KARAWANG-Rektor Universitas Buana Perjuangan (UBP) Karawang, Assoc. Prof. Dr. H. Budi Rismayadi, S.E., M.M., menyampaikan pidato akademik yang sarat pesan tentang tantangan masa depan dalam Sidang Wisuda Universitas Buana Perjuangan Karawang yang digelar di Resinda Hotel Karawang, Selasa (28/07/2026)

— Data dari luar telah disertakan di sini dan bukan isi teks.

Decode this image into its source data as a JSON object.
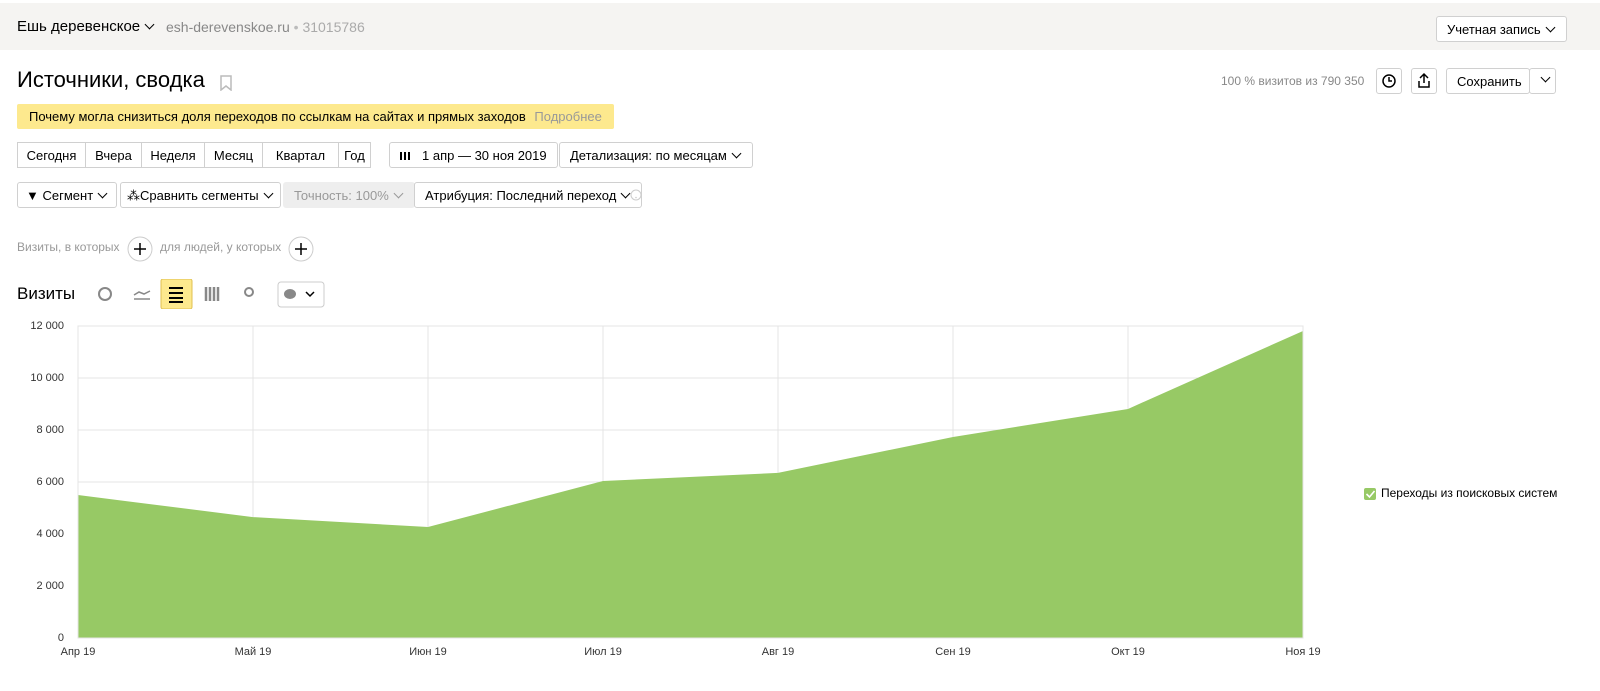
{
  "header": {
    "site_name": "Ешь деревенское",
    "domain": "esh-derevenskoe.ru",
    "separator": "•",
    "counter_id": "31015786",
    "account": "Учетная запись"
  },
  "report": {
    "title": "Источники, сводка",
    "visits_share": "100 % визитов из 790 350",
    "save": "Сохранить"
  },
  "notice": {
    "text": "Почему могла снизиться доля переходов по ссылкам на сайтах и прямых заходов",
    "link": "Подробнее"
  },
  "periods": [
    "Сегодня",
    "Вчера",
    "Неделя",
    "Месяц",
    "Квартал",
    "Год"
  ],
  "date_range": "1 апр — 30 ноя 2019",
  "detail": "Детализация: по месяцам",
  "filters": {
    "segment": "Сегмент",
    "compare": "Сравнить сегменты",
    "accuracy": "Точность: 100%",
    "attribution": "Атрибуция: Последний переход"
  },
  "conditions": {
    "visits": "Визиты, в которых",
    "people": "для людей, у которых"
  },
  "chart_data": {
    "type": "area",
    "title": "Визиты",
    "categories": [
      "Апр 19",
      "Май 19",
      "Июн 19",
      "Июл 19",
      "Авг 19",
      "Сен 19",
      "Окт 19",
      "Ноя 19"
    ],
    "series": [
      {
        "name": "Переходы из поисковых систем",
        "color": "#97c965",
        "values": [
          5500,
          4650,
          4270,
          6040,
          6350,
          7730,
          8810,
          11810
        ]
      }
    ],
    "ylim": [
      0,
      12000
    ],
    "yticks": [
      0,
      {
        "value": 2000,
        "label": "2 000"
      },
      {
        "value": 4000,
        "label": "4 000"
      },
      {
        "value": 6000,
        "label": "6 000"
      },
      {
        "value": 8000,
        "label": "8 000"
      },
      {
        "value": 10000,
        "label": "10 000"
      },
      {
        "value": 12000,
        "label": "12 000"
      }
    ],
    "grid": true,
    "legend": "right"
  }
}
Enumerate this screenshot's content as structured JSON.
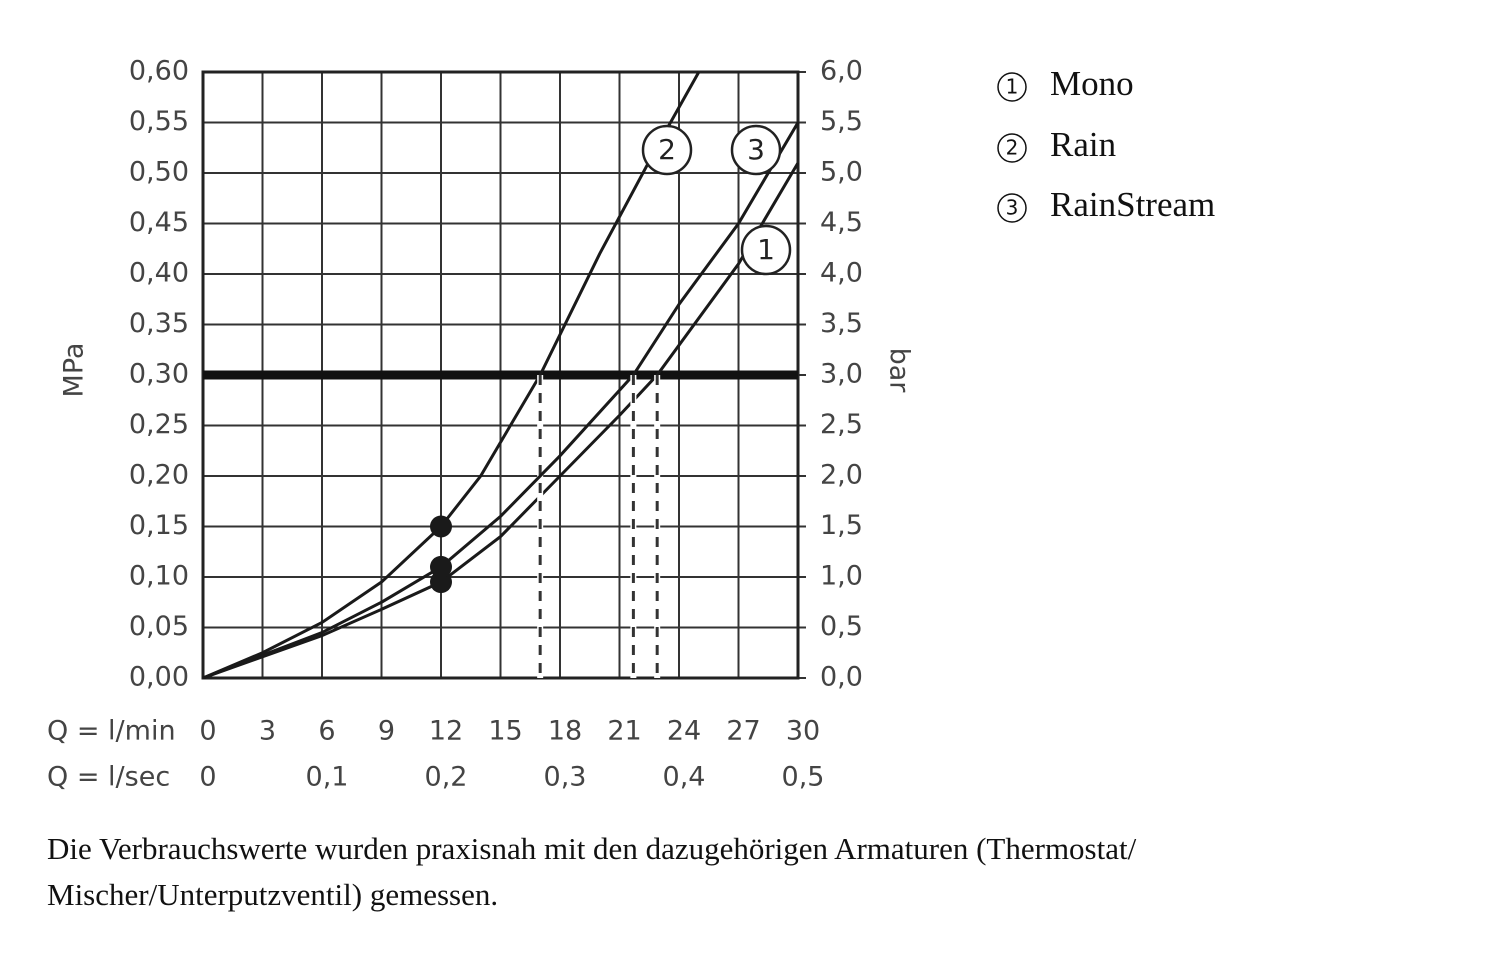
{
  "chart_data": {
    "type": "line",
    "y_label": "MPa",
    "y2_label": "bar",
    "x_label": "Q = l/min",
    "x2_label": "Q = l/sec",
    "xlim": [
      0,
      30
    ],
    "xticks": [
      0,
      3,
      6,
      9,
      12,
      15,
      18,
      21,
      24,
      27,
      30
    ],
    "x2lim": [
      0,
      0.5
    ],
    "x2ticks": [
      0,
      {
        "value": 0.1,
        "label": "0,1"
      },
      {
        "value": 0.2,
        "label": "0,2"
      },
      {
        "value": 0.3,
        "label": "0,3"
      },
      {
        "value": 0.4,
        "label": "0,4"
      },
      {
        "value": 0.5,
        "label": "0,5"
      }
    ],
    "ylim": [
      0,
      0.6
    ],
    "yticks": [
      {
        "value": 0,
        "label": "0,00"
      },
      {
        "value": 0.05,
        "label": "0,05"
      },
      {
        "value": 0.1,
        "label": "0,10"
      },
      {
        "value": 0.15,
        "label": "0,15"
      },
      {
        "value": 0.2,
        "label": "0,20"
      },
      {
        "value": 0.25,
        "label": "0,25"
      },
      {
        "value": 0.3,
        "label": "0,30"
      },
      {
        "value": 0.35,
        "label": "0,35"
      },
      {
        "value": 0.4,
        "label": "0,40"
      },
      {
        "value": 0.45,
        "label": "0,45"
      },
      {
        "value": 0.5,
        "label": "0,50"
      },
      {
        "value": 0.55,
        "label": "0,55"
      },
      {
        "value": 0.6,
        "label": "0,60"
      }
    ],
    "y2lim": [
      0,
      6
    ],
    "y2ticks": [
      {
        "value": 0,
        "label": "0,0"
      },
      {
        "value": 0.5,
        "label": "0,5"
      },
      {
        "value": 1,
        "label": "1,0"
      },
      {
        "value": 1.5,
        "label": "1,5"
      },
      {
        "value": 2,
        "label": "2,0"
      },
      {
        "value": 2.5,
        "label": "2,5"
      },
      {
        "value": 3,
        "label": "3,0"
      },
      {
        "value": 3.5,
        "label": "3,5"
      },
      {
        "value": 4,
        "label": "4,0"
      },
      {
        "value": 4.5,
        "label": "4,5"
      },
      {
        "value": 5,
        "label": "5,0"
      },
      {
        "value": 5.5,
        "label": "5,5"
      },
      {
        "value": 6,
        "label": "6,0"
      }
    ],
    "grid": true,
    "reference_line": 0.3,
    "marker_x": 12,
    "color": "#1a1a1a",
    "series": [
      {
        "name": "Mono",
        "number": "1",
        "x": [
          0,
          6,
          9,
          12,
          15,
          18,
          21,
          22.9,
          27,
          30
        ],
        "values": [
          0,
          0.042,
          0.068,
          0.095,
          0.14,
          0.2,
          0.26,
          0.3,
          0.41,
          0.51
        ]
      },
      {
        "name": "Rain",
        "number": "2",
        "x": [
          0,
          3,
          6,
          9,
          12,
          14,
          17,
          20,
          23,
          25
        ],
        "values": [
          0,
          0.025,
          0.055,
          0.095,
          0.15,
          0.2,
          0.3,
          0.42,
          0.53,
          0.6
        ]
      },
      {
        "name": "RainStream",
        "number": "3",
        "x": [
          0,
          6,
          9,
          12,
          15,
          18,
          21.7,
          24,
          27,
          30
        ],
        "values": [
          0,
          0.045,
          0.075,
          0.11,
          0.16,
          0.22,
          0.3,
          0.37,
          0.45,
          0.55
        ]
      }
    ],
    "caption": [
      "Die Verbrauchswerte wurden praxisnah mit den dazugehörigen Armaturen (Thermostat/",
      "Mischer/Unterputzventil) gemessen."
    ]
  }
}
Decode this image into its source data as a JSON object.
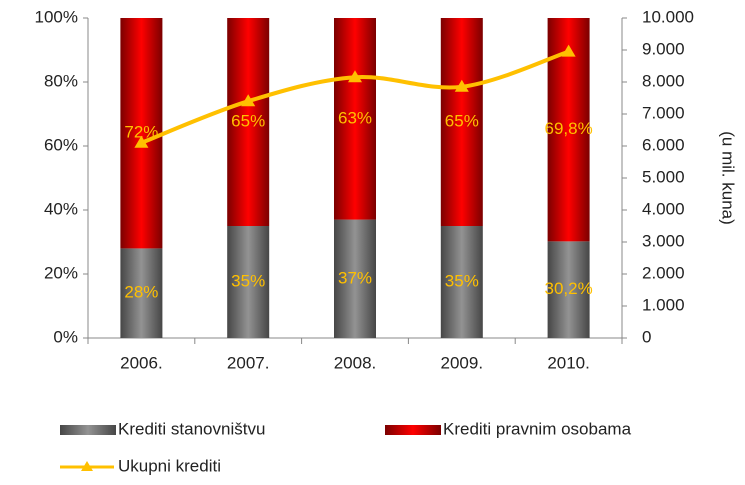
{
  "chart_data": {
    "type": "stacked-bar-line",
    "categories": [
      "2006.",
      "2007.",
      "2008.",
      "2009.",
      "2010."
    ],
    "series": [
      {
        "name": "Krediti stanovništvu",
        "color": "#808080",
        "values": [
          28,
          35,
          37,
          35,
          30.2
        ],
        "value_labels": [
          "28%",
          "35%",
          "37%",
          "35%",
          "30,2%"
        ]
      },
      {
        "name": "Krediti pravnim osobama",
        "color": "#e00000",
        "values": [
          72,
          65,
          63,
          65,
          69.8
        ],
        "value_labels": [
          "72%",
          "65%",
          "63%",
          "65%",
          "69,8%"
        ]
      },
      {
        "name": "Ukupni krediti",
        "color": "#ffc000",
        "axis": "y2",
        "values": [
          6100,
          7400,
          8150,
          7850,
          8950
        ]
      }
    ],
    "label_color": "#ffc000",
    "ylim": [
      0,
      100
    ],
    "yticks": [
      {
        "value": 0,
        "label": "0%"
      },
      {
        "value": 20,
        "label": "20%"
      },
      {
        "value": 40,
        "label": "40%"
      },
      {
        "value": 60,
        "label": "60%"
      },
      {
        "value": 80,
        "label": "80%"
      },
      {
        "value": 100,
        "label": "100%"
      }
    ],
    "y2lim": [
      0,
      10000
    ],
    "y2ticks": [
      0,
      {
        "value": 1000,
        "label": "1.000"
      },
      {
        "value": 2000,
        "label": "2.000"
      },
      {
        "value": 3000,
        "label": "3.000"
      },
      {
        "value": 4000,
        "label": "4.000"
      },
      {
        "value": 5000,
        "label": "5.000"
      },
      {
        "value": 6000,
        "label": "6.000"
      },
      {
        "value": 7000,
        "label": "7.000"
      },
      {
        "value": 8000,
        "label": "8.000"
      },
      {
        "value": 9000,
        "label": "9.000"
      },
      {
        "value": 10000,
        "label": "10.000"
      }
    ],
    "y2label": "(u mil. kuna)"
  }
}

Mengusung tema “Navigasi Lulusan di Era Disrupsi : Mengintegrasikan Etika Bangsa, Resiliensi Ekonomi dan Akar Budaya Perjuangan,” ia menegaskan bahwa lulusan perguruan tinggi tidak cukup hanya mengandalkan ijazah, tetapi juga harus memiliki kemampuan beradaptasi, integritas, serta tetap berpegang teguh pada nilai-nilai budaya dan kebangsaan.
Rektor mengatakan, dunia kerja saat ini sedang mengalami transformasi besar akibat perkembangan kecerdasan buatan (Artificial Intelligence/AI) dan otomatisasi digital.
Mengacu pada Future of Jobs Report 2025 dari World Economic Forum (WEF), diperkirakan hingga tahun 2030 sekitar 92 juta pekerjaan akan tergeser oleh transformasi teknologi.
Namun, pada saat yang sama akan lahir sekitar 170 juta jenis pekerjaan baru, sehingga tercipta pertumbuhan bersih sekitar 78 juta peluang kerja di tingkat global.
“Kondisi tersebut menjadi tantangan sekaligus peluang bagi para lulusan perguruan tinggi. Ilmu yang diperoleh selama masa kuliah harus menjadi fondasi untuk terus belajar, berpikir kritis, berinovasi, serta mampu menciptakan peluang usaha berbasis teknologi atau technopreneurship,” ujar Rektor.
Ia menekankan, kecanggihan teknologi tidak akan berarti tanpa integritas. Lulusan UBP Karawang diharapkan mampu menjunjung tinggi kejujuran, taat terhadap hukum, serta memiliki karakter kebangsaan yang kuat ketika terjun ke masyarakat maupun dunia profesional.
Selain penguasaan teknologi, Rektor juga menekankan pentingnya menjaga identitas budaya. Nilai-nilai kearifan lokal Sunda seperti Silih Asah, Silih Asih, dan Silih Asuh dinilai tetap relevan sebagai pedoman dalam membangun kehidupan sosial, kepemimpinan, serta semangat saling berbagi ilmu, empati, dan kepedulian terhadap sesama.
Dalam pidatonya, Rektor menitipkan tiga pesan utama kepada para wisudawan. Pertama, menjadi pribadi yang resilien, yakni mampu bangkit dari kegagalan, adaptif terhadap perubahan, dan terus belajar sepanjang hayat.
Kedua, selalu menjunjung tinggi integritas sebagai modal utama dalam kehidupan pribadi maupun profesional. Ketiga, membangun semangat kolaborasi, karena tantangan zaman dinilai terlalu besar untuk dihadapi seorang diri.
Di hadapan para wisudawan, orang tua, dan tamu undangan, Rektor juga membacakan syair yang berisi pesan agar para lulusan menjadi insan cendekia yang membawa manfaat bagi masyarakat serta mampu mengukir masa depan dengan ilmu, etika, dan semangat pengabdian.
Menutup pidato akademiknya, Rektor menyampaikan apresiasi kepada seluruh orang tua dan wali mahasiswa atas kepercayaan yang telah diberikan kepada Universitas Buana Perjuangan Karawang dalam mendidik putra-putrinya.
Ia menyatakan bahwa kampus dengan bangga mengembalikan para lulusan kepada keluarga sebagai insan intelektual yang siap berkontribusi bagi pembangunan keluarga, bangsa, dan negara.
Suasana wisuda ditutup dengan pantun-pantun yang disampaikan Rektor dan disambut tepuk tangan para wisudawan beserta keluarga, menjadi penanda berakhirnya perjalanan akademik sekaligus dimulainya pengabdian para lulusan di tengah masyarakat. (gun/red).